"terminate called after throwing an instance of 'c10::Error'"
Closed this issue · 9 comments
Hello,
Thanks for sharing the code. When I tried python train.py --config configs/maml/halfcheetah-vel.yaml --output-folder maml-halfcheetah-vel --seed 1 --num-workers 8
,
It gave me this error,
"terminate called after throwing an instance of 'c10::Error'"
I checked all the requirements are satisfied. What could be the problem?
Thanks
Hi, I have never encountered this error before, and I have no idea what could cause it unfortunately.
Does it happen right away when you launch the script, or after running for a while?
Hello,
It happened a little while after I launch the script.
I think it has something to do with the multiprocessing, any guesses? Thanks
This could be a multiprocessing issue. All the search results I get are related to some C++ code, so I'm afraid that could be internal to PyTorch (and the relation with multiprocessing). I'm sorry I'm not of much help, I'll keep looking.
Can you give more details about your setup (OS/Python version/PyTorch version)?
Can someone provide the full traceback with this error? With possibly what follows this error (frame #1 ...
?)
This is the full trackback. Thanks!
terminate called after throwing an instance of 'c10::Error'
what(): CUDA error: initialization error (setDevice at /opt/conda/conda-bld/pytorch_1579040055865/work/c10/cuda/impl/CUDAGuardImpl.h:42)
frame #0: c10::Error::Error(c10::SourceLocation, std::string const&) + 0x47 (0x7efcc564c627 in /efs/qinsun/anaconda3/lib/python3.7/site-packages/torch/lib/libc10.so)

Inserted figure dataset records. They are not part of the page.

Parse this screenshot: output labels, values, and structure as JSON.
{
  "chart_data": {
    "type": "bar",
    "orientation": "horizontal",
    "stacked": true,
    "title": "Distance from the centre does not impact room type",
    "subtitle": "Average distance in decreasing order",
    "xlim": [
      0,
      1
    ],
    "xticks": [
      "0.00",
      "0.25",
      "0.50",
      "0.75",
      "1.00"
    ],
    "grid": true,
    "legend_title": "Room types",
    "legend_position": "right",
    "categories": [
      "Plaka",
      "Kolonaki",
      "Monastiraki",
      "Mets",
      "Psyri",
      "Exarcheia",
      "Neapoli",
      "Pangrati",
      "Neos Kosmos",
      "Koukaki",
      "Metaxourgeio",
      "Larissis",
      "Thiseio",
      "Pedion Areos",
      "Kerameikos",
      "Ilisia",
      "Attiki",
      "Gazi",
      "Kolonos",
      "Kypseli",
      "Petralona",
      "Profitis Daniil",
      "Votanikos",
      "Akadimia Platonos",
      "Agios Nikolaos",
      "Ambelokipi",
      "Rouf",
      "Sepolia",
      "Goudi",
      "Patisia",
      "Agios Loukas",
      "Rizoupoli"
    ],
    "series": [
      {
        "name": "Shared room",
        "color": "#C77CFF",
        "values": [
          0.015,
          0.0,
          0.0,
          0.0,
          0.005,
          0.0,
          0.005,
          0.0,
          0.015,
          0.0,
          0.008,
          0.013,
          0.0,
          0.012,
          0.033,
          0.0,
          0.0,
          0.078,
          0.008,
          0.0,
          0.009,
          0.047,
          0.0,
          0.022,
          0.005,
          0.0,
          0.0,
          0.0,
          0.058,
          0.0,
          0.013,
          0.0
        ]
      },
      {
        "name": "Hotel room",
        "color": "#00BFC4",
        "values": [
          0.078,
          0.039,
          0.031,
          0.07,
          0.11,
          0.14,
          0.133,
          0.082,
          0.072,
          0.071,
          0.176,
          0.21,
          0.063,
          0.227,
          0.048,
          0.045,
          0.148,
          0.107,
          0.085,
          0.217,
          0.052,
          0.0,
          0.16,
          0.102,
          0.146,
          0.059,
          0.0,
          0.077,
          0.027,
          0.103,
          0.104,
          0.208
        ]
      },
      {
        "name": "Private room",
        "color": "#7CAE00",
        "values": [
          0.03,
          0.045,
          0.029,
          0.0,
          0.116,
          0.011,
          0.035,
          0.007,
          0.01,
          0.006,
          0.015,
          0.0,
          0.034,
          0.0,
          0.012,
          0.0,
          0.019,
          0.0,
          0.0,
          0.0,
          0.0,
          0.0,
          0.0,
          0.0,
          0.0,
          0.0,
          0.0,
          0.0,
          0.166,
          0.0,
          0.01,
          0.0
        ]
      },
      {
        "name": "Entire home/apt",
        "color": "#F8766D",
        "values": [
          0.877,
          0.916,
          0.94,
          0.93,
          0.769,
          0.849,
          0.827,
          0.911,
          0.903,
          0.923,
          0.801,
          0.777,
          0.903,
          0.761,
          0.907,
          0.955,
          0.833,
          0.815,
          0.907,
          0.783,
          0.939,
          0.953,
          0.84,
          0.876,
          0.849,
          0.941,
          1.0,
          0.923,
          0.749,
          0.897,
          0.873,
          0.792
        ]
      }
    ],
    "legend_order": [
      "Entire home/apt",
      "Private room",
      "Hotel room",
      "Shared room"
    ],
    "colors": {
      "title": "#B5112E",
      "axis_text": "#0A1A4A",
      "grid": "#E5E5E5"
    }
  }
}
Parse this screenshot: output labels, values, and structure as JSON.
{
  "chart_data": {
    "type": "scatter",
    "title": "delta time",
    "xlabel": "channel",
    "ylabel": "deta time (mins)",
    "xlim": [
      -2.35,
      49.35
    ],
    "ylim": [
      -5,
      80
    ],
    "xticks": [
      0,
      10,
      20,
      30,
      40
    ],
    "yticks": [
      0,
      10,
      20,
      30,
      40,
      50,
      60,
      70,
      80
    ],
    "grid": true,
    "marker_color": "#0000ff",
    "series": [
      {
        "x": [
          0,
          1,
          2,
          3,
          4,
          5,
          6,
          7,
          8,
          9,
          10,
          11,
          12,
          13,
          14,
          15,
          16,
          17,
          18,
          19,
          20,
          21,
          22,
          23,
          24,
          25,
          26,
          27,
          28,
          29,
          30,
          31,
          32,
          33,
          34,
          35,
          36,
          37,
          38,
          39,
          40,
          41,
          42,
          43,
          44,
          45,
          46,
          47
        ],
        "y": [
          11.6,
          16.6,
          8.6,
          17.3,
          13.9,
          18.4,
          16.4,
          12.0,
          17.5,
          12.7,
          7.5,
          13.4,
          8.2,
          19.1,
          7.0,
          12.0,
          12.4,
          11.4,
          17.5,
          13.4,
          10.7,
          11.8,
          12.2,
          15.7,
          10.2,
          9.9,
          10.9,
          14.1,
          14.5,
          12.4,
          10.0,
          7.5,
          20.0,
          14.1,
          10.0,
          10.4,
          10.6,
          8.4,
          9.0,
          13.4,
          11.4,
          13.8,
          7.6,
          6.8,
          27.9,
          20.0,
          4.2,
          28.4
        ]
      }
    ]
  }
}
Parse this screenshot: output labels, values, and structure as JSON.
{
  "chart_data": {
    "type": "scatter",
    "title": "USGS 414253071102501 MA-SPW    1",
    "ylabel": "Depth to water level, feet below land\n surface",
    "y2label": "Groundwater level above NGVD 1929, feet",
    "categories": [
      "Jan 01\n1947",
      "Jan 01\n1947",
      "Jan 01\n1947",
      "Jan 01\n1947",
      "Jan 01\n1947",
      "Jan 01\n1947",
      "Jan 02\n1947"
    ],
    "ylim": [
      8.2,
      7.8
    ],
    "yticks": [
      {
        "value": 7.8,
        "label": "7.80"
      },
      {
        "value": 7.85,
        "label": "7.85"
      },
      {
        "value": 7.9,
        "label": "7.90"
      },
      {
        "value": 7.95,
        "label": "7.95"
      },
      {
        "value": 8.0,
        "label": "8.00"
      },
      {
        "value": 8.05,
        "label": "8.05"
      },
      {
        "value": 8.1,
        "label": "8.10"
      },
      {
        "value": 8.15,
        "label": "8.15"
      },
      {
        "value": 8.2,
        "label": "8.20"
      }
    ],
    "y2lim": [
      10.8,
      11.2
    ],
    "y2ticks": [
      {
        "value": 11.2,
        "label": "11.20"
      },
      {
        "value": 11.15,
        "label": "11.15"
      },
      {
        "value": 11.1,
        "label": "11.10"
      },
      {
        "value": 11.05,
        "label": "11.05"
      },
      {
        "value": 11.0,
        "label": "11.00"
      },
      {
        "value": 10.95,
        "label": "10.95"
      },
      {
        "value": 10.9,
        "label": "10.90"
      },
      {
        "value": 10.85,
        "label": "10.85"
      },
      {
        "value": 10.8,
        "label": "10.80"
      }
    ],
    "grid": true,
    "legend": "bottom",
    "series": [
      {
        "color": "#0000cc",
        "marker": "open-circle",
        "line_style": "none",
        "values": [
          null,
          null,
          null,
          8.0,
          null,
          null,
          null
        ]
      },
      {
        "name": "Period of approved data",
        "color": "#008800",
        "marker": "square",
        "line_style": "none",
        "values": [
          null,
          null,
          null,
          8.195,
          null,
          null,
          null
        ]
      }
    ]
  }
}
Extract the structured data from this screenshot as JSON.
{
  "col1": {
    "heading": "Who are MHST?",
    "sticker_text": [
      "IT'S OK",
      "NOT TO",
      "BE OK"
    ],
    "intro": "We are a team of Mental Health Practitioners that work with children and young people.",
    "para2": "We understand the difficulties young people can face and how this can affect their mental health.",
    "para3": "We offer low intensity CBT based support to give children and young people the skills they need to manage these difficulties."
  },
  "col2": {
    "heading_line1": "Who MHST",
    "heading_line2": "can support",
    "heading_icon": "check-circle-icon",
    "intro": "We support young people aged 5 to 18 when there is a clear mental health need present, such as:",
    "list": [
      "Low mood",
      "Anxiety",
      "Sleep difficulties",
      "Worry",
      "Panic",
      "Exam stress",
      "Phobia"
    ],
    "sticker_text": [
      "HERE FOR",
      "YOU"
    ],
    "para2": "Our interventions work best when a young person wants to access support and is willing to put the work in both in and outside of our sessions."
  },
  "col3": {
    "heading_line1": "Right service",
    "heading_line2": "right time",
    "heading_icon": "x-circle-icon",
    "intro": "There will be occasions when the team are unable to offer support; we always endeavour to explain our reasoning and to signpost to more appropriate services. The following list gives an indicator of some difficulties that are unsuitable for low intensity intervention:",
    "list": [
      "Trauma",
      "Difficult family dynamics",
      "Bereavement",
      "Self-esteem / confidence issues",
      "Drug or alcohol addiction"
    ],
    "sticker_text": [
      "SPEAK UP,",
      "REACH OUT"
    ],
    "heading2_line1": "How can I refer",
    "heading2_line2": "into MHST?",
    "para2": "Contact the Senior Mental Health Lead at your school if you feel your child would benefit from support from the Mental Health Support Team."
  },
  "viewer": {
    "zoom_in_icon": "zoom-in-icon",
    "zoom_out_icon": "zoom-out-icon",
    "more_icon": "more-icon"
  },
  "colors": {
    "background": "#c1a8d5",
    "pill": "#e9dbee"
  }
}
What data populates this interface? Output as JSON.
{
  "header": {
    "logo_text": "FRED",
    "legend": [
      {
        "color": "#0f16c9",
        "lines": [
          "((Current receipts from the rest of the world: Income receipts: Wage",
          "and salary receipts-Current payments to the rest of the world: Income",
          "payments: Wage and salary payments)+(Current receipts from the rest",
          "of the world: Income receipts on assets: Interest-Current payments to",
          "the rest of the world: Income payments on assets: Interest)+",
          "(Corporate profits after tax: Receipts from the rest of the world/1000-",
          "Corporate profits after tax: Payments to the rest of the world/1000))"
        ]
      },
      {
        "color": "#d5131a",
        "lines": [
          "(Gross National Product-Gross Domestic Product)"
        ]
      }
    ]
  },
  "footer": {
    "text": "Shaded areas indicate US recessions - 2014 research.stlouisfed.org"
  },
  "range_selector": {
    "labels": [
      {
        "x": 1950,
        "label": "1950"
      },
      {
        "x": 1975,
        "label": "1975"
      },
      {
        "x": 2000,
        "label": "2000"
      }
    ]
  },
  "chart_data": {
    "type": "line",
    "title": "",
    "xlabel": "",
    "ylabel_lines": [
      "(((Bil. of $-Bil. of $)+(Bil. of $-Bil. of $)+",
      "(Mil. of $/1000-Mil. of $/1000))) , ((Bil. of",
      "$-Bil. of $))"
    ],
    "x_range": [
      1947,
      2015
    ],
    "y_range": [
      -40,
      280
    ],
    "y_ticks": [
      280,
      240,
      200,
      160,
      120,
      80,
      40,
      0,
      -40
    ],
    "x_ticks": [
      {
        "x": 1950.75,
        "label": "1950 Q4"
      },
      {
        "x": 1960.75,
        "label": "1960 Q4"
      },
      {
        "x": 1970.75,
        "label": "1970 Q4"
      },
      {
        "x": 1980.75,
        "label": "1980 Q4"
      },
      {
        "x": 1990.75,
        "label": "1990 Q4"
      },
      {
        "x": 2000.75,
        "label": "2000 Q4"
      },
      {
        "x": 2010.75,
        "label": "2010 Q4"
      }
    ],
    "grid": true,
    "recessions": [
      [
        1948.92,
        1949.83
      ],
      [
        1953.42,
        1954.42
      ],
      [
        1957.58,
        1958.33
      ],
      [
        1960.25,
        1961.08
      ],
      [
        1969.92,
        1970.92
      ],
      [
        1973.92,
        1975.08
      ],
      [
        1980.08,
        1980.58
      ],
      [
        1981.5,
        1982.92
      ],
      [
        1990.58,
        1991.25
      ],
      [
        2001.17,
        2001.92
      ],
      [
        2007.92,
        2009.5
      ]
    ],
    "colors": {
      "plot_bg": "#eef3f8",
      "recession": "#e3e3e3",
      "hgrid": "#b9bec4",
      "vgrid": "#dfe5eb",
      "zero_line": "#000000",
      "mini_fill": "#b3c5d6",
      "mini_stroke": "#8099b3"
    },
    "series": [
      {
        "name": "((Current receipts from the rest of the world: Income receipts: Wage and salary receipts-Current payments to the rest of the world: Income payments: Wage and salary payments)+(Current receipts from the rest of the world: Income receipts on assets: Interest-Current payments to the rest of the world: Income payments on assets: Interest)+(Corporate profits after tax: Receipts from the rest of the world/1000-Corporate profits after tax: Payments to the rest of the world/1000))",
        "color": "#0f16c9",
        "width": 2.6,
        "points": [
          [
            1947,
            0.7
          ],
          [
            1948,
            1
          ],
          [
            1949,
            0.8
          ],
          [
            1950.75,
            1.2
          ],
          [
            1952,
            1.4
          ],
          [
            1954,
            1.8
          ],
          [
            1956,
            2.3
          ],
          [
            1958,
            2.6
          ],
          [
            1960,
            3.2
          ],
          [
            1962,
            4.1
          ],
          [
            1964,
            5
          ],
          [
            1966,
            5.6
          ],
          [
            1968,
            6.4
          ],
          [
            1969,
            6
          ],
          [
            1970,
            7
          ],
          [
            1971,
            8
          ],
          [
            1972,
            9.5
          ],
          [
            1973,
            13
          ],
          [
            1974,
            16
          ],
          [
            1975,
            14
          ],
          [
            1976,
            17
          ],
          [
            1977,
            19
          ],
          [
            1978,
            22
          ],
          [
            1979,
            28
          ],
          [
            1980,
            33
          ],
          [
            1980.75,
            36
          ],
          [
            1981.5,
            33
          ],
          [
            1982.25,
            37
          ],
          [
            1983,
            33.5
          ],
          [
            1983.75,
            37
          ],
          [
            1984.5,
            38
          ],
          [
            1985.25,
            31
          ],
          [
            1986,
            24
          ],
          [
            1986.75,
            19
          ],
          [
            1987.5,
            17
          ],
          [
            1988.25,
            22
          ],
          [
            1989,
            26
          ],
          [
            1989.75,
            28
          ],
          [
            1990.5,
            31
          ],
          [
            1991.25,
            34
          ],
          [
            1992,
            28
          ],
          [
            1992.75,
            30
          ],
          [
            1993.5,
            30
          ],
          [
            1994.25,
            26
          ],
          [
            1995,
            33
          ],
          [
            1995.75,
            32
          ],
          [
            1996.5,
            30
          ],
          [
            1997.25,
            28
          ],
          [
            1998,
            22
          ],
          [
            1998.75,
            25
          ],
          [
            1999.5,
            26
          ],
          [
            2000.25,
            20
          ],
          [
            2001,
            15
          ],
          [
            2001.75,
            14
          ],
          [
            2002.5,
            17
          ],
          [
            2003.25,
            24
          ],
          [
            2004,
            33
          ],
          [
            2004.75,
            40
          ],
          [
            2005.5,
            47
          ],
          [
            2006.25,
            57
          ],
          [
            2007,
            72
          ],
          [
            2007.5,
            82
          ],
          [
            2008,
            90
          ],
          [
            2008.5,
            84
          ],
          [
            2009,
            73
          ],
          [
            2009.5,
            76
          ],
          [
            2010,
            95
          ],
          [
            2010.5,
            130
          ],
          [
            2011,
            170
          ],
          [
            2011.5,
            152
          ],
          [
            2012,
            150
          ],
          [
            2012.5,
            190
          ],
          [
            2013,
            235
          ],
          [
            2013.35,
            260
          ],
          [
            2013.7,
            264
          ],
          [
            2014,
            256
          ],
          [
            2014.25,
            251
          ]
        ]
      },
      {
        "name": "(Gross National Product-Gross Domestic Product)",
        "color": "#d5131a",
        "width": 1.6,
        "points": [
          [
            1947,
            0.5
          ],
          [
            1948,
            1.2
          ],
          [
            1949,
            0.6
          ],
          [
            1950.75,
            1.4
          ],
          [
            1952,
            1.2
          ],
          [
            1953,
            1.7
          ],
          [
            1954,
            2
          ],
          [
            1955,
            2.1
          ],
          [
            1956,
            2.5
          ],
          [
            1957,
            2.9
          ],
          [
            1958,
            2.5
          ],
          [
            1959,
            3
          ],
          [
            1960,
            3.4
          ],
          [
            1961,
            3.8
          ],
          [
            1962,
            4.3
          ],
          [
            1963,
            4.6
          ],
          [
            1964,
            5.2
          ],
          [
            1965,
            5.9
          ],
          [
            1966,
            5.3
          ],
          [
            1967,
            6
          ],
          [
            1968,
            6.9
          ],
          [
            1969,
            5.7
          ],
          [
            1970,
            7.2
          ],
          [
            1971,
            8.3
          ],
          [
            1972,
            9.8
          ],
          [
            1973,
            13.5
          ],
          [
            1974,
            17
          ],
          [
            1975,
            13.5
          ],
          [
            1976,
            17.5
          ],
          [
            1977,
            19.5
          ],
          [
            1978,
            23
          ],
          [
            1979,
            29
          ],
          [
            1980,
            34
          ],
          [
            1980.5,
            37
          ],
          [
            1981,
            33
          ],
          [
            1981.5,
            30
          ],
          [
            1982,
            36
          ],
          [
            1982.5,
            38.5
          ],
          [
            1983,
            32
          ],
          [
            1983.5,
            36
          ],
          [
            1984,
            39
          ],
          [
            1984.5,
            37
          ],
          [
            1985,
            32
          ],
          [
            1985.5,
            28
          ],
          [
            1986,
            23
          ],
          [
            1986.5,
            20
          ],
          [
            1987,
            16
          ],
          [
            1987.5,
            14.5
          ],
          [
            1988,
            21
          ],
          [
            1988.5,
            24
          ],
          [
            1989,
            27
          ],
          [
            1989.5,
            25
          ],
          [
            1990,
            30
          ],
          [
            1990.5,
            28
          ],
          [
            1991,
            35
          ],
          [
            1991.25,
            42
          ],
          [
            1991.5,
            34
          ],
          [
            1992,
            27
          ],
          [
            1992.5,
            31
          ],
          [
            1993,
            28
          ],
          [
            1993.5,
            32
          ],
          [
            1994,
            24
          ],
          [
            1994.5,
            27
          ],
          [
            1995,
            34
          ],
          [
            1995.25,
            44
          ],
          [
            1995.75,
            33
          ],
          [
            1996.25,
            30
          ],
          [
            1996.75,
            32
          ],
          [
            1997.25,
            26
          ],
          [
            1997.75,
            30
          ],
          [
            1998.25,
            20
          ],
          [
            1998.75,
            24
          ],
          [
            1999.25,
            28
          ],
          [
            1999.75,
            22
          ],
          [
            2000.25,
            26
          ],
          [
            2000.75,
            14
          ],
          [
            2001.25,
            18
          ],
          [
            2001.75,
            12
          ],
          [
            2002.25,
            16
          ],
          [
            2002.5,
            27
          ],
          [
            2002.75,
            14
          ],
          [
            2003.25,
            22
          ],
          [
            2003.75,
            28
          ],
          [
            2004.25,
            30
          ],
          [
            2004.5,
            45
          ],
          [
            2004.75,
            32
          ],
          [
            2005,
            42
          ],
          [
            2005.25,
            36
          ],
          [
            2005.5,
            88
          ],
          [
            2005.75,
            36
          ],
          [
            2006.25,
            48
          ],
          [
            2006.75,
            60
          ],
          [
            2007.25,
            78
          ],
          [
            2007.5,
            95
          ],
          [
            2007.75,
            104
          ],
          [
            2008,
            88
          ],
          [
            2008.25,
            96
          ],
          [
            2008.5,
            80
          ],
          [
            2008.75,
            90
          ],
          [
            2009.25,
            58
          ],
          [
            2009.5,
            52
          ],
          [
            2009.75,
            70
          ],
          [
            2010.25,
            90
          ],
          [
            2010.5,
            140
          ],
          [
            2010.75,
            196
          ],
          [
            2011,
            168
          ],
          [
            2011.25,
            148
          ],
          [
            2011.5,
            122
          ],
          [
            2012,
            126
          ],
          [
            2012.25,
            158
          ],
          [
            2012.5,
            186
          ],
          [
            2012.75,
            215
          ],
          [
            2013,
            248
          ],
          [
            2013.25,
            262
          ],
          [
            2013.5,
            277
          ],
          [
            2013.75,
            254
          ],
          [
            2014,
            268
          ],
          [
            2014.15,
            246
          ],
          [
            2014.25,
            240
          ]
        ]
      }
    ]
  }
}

frame #1: + 0xecf2 (0x7efcc5880cf2 in /efs/qinsun/anaconda3/lib/python3.7/site-packages/torch/lib/libc10_cuda.so)
frame #2: torch::autograd::Engine::set_device(int) + 0x159 (0x7efccaf3c419 in /efs/qinsun/anaconda3/lib/python3.7/site-packages/torch/lib/libtorch.so)
frame #3: torch::autograd::Engine::thread_init(int) + 0x1a (0x7efccaf3cd9a in /efs/qinsun/anaconda3/lib/python3.7/site-packages/torch/lib/libtorch.so)
frame #4: torch::autograd::python::PythonEngine::thread_init(int) + 0x2a (0x7efcf6a98faa in /efs/qinsun/anaconda3/lib/python3.7/site-packages/torch/lib/libtorch_python.so)
frame #5: + 0xc819d (0x7efcf638519d in /efs/qinsun/anaconda3/lib/python3.7/site-packages/torch/../../../libstdc++.so.6)
frame #6: + 0x76ba (0x7efd057c56ba in /lib/x86_64-linux-gnu/libpthread.so.0)
frame #7: clone + 0x6d (0x7efd054fb41d in /lib/x86_64-linux-gnu/libc.so.6)
It looks like this is a CUDA error. It could be a problem with the multiprocessing context, and maybe adding mp.set_start_method('spawn')
would solve this issue.
I would suggest running the code using CPU instead (the networks are small enough that this shouldn't be a bottleneck), this code was not tested using GPU.